Comme l'explique le Guggenheim, «l'exposition la plus importante de ce sujet jamais réalisée en Amérique du Nord», l'exposition très attendue cartographie l'art chinois au cours de «la période la plus transformatrice de l'histoire chinoise et mondiale récente». Les allégations selon lesquelles le musée soutient la cruauté envers les animaux en incluant trois œuvres d'art particulières éclipsent ce qui aurait dû être une presse positive.

Les trois œuvres concernées comprennent une vidéo de sept minutes intitulée Chiens qui ne peuvent pas se toucher (2003) de Sun Yuan et Peng Yu; Theatre of the World (1993) de Huang Yong Ping et Étude de cas sur le transfert (1994) de Xu Bing.

Le premier est une séquence en direct d'une représentation à Beijing, dans laquelle les pit-bulls américains se trouvaient face à face pour se détruire, mais contraints par des cordes qui les liaient à des tapis roulants non motorisés, ne pouvaient pas réellement attaquer. Theatre of the World (1993) est une installation fermée abritant des insectes vivants, des reptiles et des amphibiens qui s’attaqueront et s’alimenteront tout au long de l’exposition.

Enfin, A Case Study of Transference est une vidéo documentant le tatouage de caractères chinois et romains par Xu Bing sur deux cochons vivants. Le 20 septembre, l'artiste a déclaré au New York Times que "les animaux sont complètement non civilisés et que les caractères chinois sont l'expression de la civilisation suprême".

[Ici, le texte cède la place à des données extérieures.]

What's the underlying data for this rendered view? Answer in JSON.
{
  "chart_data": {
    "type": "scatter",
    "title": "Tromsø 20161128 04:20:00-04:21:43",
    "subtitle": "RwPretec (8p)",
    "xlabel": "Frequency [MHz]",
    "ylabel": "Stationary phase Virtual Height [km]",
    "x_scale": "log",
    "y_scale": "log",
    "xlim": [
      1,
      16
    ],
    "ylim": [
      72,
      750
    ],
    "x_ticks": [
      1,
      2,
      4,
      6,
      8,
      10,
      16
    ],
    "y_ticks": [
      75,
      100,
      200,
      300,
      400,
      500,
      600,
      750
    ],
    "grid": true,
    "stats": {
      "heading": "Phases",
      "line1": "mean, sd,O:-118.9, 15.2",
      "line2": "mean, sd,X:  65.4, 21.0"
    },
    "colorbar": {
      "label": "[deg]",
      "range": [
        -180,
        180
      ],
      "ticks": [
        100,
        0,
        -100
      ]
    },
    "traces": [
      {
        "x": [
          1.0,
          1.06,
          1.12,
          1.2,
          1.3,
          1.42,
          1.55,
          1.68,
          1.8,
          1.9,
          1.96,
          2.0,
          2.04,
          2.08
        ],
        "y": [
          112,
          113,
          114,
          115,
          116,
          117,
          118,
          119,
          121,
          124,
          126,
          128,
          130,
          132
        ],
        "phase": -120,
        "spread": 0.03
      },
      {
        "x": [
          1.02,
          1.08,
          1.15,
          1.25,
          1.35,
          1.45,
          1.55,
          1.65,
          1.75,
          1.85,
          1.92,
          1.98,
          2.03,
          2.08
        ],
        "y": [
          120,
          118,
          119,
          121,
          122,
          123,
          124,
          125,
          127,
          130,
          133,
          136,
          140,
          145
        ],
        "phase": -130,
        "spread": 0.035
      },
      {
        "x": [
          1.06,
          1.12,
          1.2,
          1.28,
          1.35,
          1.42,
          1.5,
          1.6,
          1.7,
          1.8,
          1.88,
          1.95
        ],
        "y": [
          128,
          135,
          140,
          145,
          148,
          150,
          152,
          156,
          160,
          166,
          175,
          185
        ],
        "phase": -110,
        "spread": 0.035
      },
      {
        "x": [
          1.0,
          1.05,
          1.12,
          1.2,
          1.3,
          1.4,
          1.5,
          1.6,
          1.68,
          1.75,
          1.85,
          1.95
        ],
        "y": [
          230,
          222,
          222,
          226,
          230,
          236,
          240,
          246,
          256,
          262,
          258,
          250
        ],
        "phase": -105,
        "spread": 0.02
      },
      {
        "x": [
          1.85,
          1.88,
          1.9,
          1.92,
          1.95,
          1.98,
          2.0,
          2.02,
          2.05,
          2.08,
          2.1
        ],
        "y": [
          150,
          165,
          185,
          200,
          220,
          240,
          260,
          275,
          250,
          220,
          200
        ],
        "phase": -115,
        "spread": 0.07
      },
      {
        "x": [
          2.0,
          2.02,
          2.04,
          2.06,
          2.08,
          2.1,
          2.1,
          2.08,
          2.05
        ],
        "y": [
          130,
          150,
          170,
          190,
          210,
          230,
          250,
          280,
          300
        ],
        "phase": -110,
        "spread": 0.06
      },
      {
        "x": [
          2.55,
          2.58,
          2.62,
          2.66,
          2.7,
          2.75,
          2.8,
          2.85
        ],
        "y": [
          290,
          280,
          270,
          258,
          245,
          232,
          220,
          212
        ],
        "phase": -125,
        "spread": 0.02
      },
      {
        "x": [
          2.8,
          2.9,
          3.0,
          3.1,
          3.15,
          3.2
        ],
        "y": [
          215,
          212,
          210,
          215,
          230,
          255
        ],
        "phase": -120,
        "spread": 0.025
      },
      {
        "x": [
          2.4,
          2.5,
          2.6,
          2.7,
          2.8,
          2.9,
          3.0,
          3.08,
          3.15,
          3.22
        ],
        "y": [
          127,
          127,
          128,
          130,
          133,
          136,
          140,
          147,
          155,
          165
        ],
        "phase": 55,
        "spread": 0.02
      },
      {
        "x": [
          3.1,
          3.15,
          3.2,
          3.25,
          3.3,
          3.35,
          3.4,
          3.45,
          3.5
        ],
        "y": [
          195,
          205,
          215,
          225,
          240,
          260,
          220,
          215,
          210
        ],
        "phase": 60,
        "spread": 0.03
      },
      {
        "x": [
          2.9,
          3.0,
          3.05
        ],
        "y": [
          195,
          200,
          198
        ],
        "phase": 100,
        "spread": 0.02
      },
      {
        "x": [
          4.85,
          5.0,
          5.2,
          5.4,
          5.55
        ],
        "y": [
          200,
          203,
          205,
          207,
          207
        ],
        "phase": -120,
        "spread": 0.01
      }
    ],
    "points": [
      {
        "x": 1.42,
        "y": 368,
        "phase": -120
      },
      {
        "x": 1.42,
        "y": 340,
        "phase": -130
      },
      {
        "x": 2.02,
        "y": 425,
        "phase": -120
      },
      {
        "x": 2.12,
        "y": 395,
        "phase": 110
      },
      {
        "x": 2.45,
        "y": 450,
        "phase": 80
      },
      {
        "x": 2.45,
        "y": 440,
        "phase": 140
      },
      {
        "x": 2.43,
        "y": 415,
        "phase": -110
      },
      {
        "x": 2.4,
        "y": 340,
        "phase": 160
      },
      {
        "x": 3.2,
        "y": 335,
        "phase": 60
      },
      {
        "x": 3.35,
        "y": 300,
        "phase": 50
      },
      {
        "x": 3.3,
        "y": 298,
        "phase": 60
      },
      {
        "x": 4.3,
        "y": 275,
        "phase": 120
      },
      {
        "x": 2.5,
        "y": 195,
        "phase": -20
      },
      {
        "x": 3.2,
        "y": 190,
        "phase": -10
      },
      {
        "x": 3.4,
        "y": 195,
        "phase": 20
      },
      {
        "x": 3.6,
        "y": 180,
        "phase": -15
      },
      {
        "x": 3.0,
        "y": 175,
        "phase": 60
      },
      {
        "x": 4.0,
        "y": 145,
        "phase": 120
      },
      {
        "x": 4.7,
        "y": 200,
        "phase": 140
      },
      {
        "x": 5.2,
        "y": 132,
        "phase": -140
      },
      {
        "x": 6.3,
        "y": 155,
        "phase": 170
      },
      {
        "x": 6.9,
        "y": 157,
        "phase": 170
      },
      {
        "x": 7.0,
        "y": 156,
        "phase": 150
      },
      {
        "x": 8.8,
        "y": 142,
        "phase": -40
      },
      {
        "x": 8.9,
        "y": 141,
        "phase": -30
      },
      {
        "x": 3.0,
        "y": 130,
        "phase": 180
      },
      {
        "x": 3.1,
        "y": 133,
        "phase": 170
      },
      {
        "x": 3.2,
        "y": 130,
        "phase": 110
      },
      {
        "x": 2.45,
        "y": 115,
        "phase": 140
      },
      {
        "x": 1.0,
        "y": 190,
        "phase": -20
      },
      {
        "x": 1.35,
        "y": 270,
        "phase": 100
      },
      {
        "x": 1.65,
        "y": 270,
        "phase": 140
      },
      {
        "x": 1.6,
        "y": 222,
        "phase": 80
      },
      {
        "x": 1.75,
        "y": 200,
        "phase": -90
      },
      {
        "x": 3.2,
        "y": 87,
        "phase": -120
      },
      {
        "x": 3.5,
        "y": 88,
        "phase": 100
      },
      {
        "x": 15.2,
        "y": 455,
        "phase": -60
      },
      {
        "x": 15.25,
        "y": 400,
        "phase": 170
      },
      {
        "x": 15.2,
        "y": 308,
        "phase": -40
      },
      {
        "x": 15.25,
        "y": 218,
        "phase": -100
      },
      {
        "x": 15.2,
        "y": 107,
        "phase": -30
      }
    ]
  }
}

Dans un premier communiqué publié le 21 septembre, le musée a reconnu le caractère bouleversant de ces œuvres, mais à ce moment-là, il a refusé de les retirer pour leur provocation et a sacrifié le droit à la liberté d’expression. Mais le lundi 25 septembre, le Guggenheim a publié une nouvelle déclaration annonçant son intention de retirer les trois œuvres litigieuses du spectacle, mais uniquement par la force.

Il semble que le musée se soit senti reculé dans un coin. "Bien que ces œuvres aient été exposées dans des musées d’Asie, d’Europe et des États-Unis, le Guggenheim regrette que des menaces de violence explicites et répétées aient rendu notre décision nécessaire."

"En tant qu'institution artistique engagée à présenter une multiplicité de voix, nous sommes consternés de devoir retenir les œuvres d'art. La liberté d'expression a toujours été et restera une valeur primordiale du Guggenheim. "

Cette fois-ci, il semble que la lutte pour le bien-être des animaux ait triomphé.